Também as concessionários já podem contratar os nadadores-salvadores uma vez que com a chegada da chuva vem também aquelas ventanias e pequenas tempestades. Deste modo os nadadores-salvadores são bastante importantes para mandar chegar para trás aqueles bares e cafés da praia, que teimosamente insistem em estar estacionados no areal. E o mais curioso é que cada vez há mais chapéus de palha vazios e barracas ao abandono para alugar, que nascem na praia como erva daninha. E eu a pensar que a praia era do povo! Afinal não.

 

É não só. O desgraçado do nadador-salvador tem uma árdua tarefa, que consiste em mandar sair aqueles chicos espertos que decidem ir ver as ondas, precisamente naquele dia em que assim que se põe o pé fora do carro, levamos com um quilo de areia na tromba e andamos de rojo a tentar chegar ao paredão arrastados pelo vento. Só porque é giro ver ondas grandes!

 

Rapidamente também as cidades viram campos... e zona rural. Com lindos rios a nascerem alegremente onde dantes havia avenidas.
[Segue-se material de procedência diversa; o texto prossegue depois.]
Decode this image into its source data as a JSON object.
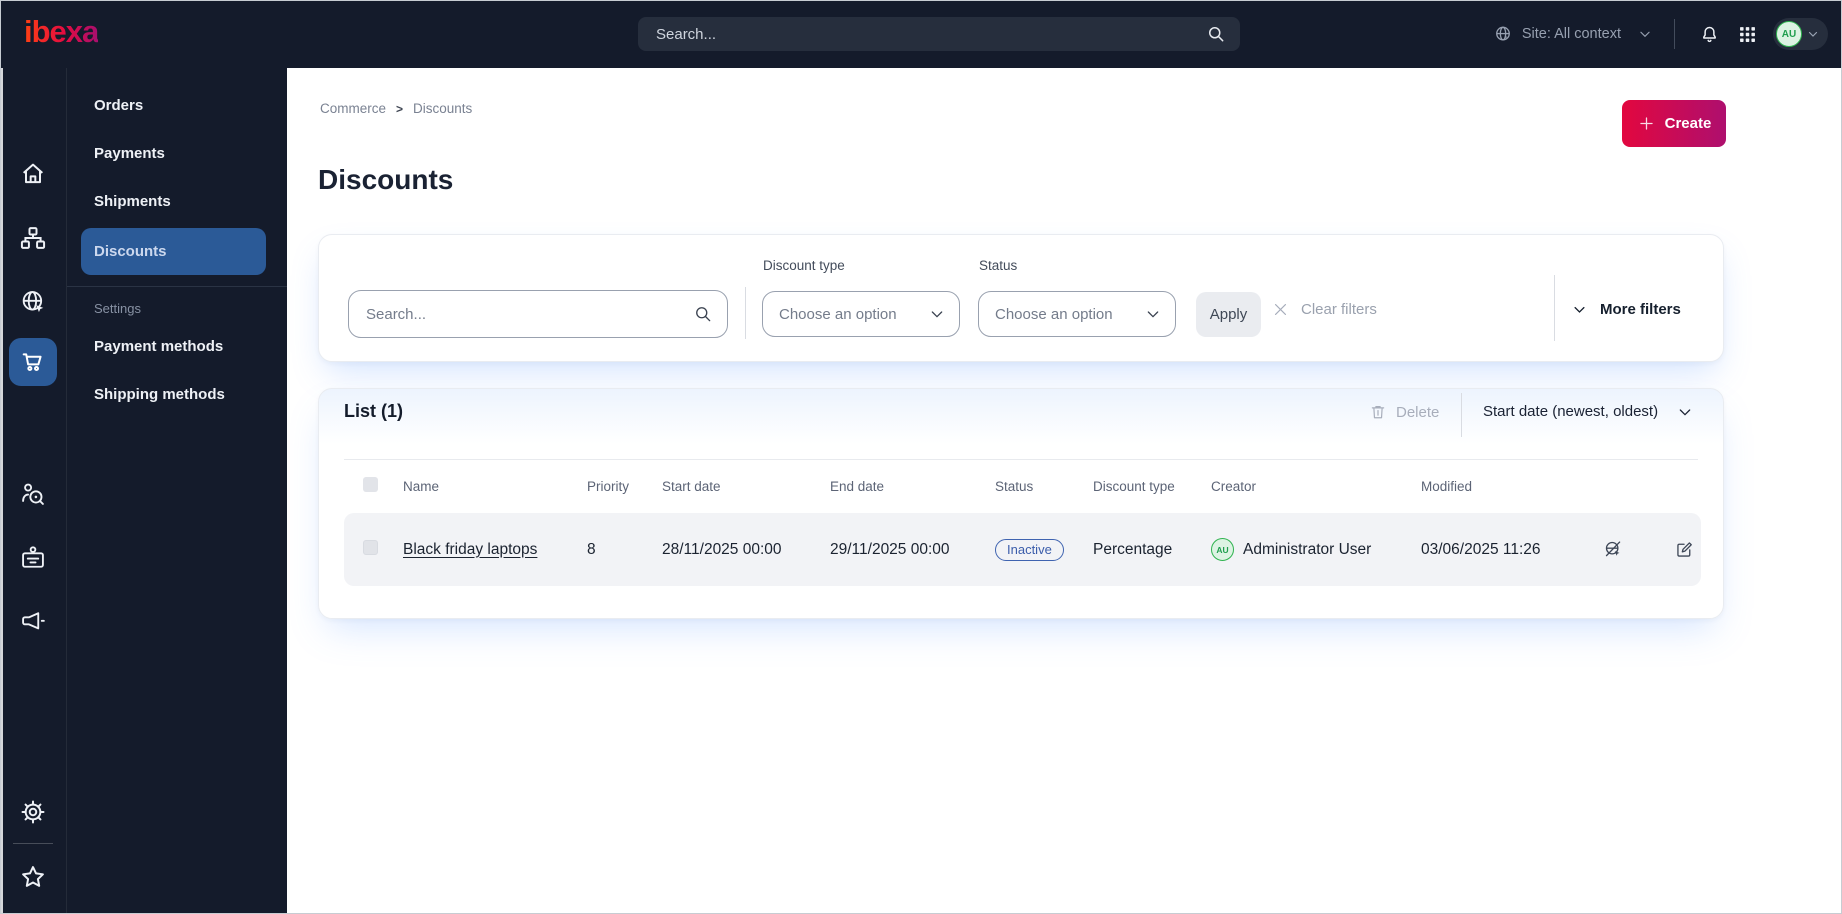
{
  "topbar": {
    "logo_text": "ibexa",
    "search_placeholder": "Search...",
    "site_context_label": "Site: All context",
    "avatar_initials": "AU"
  },
  "nav_rail": {
    "items": [
      "home",
      "content-tree",
      "site",
      "products",
      "commerce",
      "customers",
      "corporate",
      "marketing"
    ],
    "active_item": "commerce",
    "bottom_items": [
      "settings",
      "bookmarks"
    ]
  },
  "sidebar": {
    "items": [
      {
        "label": "Orders",
        "active": false
      },
      {
        "label": "Payments",
        "active": false
      },
      {
        "label": "Shipments",
        "active": false
      },
      {
        "label": "Discounts",
        "active": true
      }
    ],
    "section_label": "Settings",
    "section_items": [
      {
        "label": "Payment methods"
      },
      {
        "label": "Shipping methods"
      }
    ]
  },
  "breadcrumb": {
    "items": [
      "Commerce",
      "Discounts"
    ],
    "separator": ">"
  },
  "page": {
    "title": "Discounts",
    "create_label": "Create"
  },
  "filters": {
    "search_placeholder": "Search...",
    "discount_type_label": "Discount type",
    "discount_type_value": "Choose an option",
    "status_label": "Status",
    "status_value": "Choose an option",
    "apply_label": "Apply",
    "clear_filters_label": "Clear filters",
    "more_filters_label": "More filters"
  },
  "list": {
    "title": "List (1)",
    "delete_label": "Delete",
    "sort_label": "Start date (newest, oldest)",
    "columns": [
      "Name",
      "Priority",
      "Start date",
      "End date",
      "Status",
      "Discount type",
      "Creator",
      "Modified"
    ],
    "rows": [
      {
        "name": "Black friday laptops",
        "priority": "8",
        "start_date": "28/11/2025 00:00",
        "end_date": "29/11/2025 00:00",
        "status": "Inactive",
        "discount_type": "Percentage",
        "creator_initials": "AU",
        "creator": "Administrator User",
        "modified": "03/06/2025 11:26"
      }
    ]
  },
  "colors": {
    "topbar_bg": "#141b2b",
    "active_blue": "#2b5a97",
    "accent_gradient_start": "#e2073f",
    "accent_gradient_end": "#ae0f6e",
    "status_badge_blue": "#3f63b0",
    "avatar_green": "#2fb34f",
    "row_bg": "#f2f3f6"
  }
}
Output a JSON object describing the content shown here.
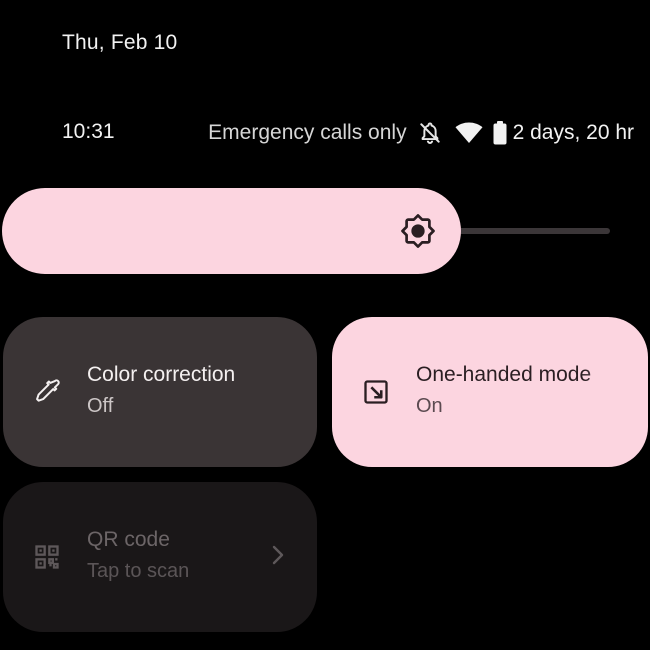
{
  "header": {
    "date": "Thu, Feb 10",
    "time": "10:31",
    "carrier_status": "Emergency calls only",
    "battery_text": "2 days, 20 hr"
  },
  "status_icons": [
    "notifications-off-icon",
    "wifi-icon",
    "battery-icon"
  ],
  "brightness": {
    "level": 0.74,
    "icon": "brightness-icon"
  },
  "tiles": [
    {
      "title": "Color correction",
      "subtitle": "Off",
      "icon": "eyedropper-icon",
      "state": "off"
    },
    {
      "title": "One-handed mode",
      "subtitle": "On",
      "icon": "one-handed-mode-icon",
      "state": "on"
    },
    {
      "title": "QR code",
      "subtitle": "Tap to scan",
      "icon": "qr-code-icon",
      "state": "unavailable"
    }
  ],
  "colors": {
    "background": "#000000",
    "accent_active": "#fcd5e0",
    "tile_inactive": "#3a3435",
    "tile_unavailable": "#1a1718"
  }
}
Tomam conta das nossas estradas e rotundas. E em certas zonas, vê-se lindos lagos e charcos, onde teimosamente o ser humano insestia em deixar buracos no alcatrão.

 

Nesta altura toda a gente se apressa a vestir as gabardinas, e a trazer consigo o guarda-chuva. Este somente para quem não deseja lavar o cabelo, porque de resto, ninguém está isento de levar um banho projetado a jato lançado por um veículo mais apressado em que o condutor se julga a conduzir um "hovercraft".

 

As estradas, essas, ficam reluzentes cobertas de belos lençóis de seda de água. E algumas deixam um rasto de lama à passagem dos tratores e camiões. Enfim! Uma maravilha da natureza.

 

As poças de água passam a ser a animação mais entusiasmante da época, para a criançada que sente que tem que cumprir uma missão importante. Perde o jogo aquele que não saltitar em cada uma delas e espilrrar tudo e todos à sua volta, enquanto lançam aquelas gargalhadas divertidas. Quais pinipons ou playmobis? Enquanto houver poças, à vida.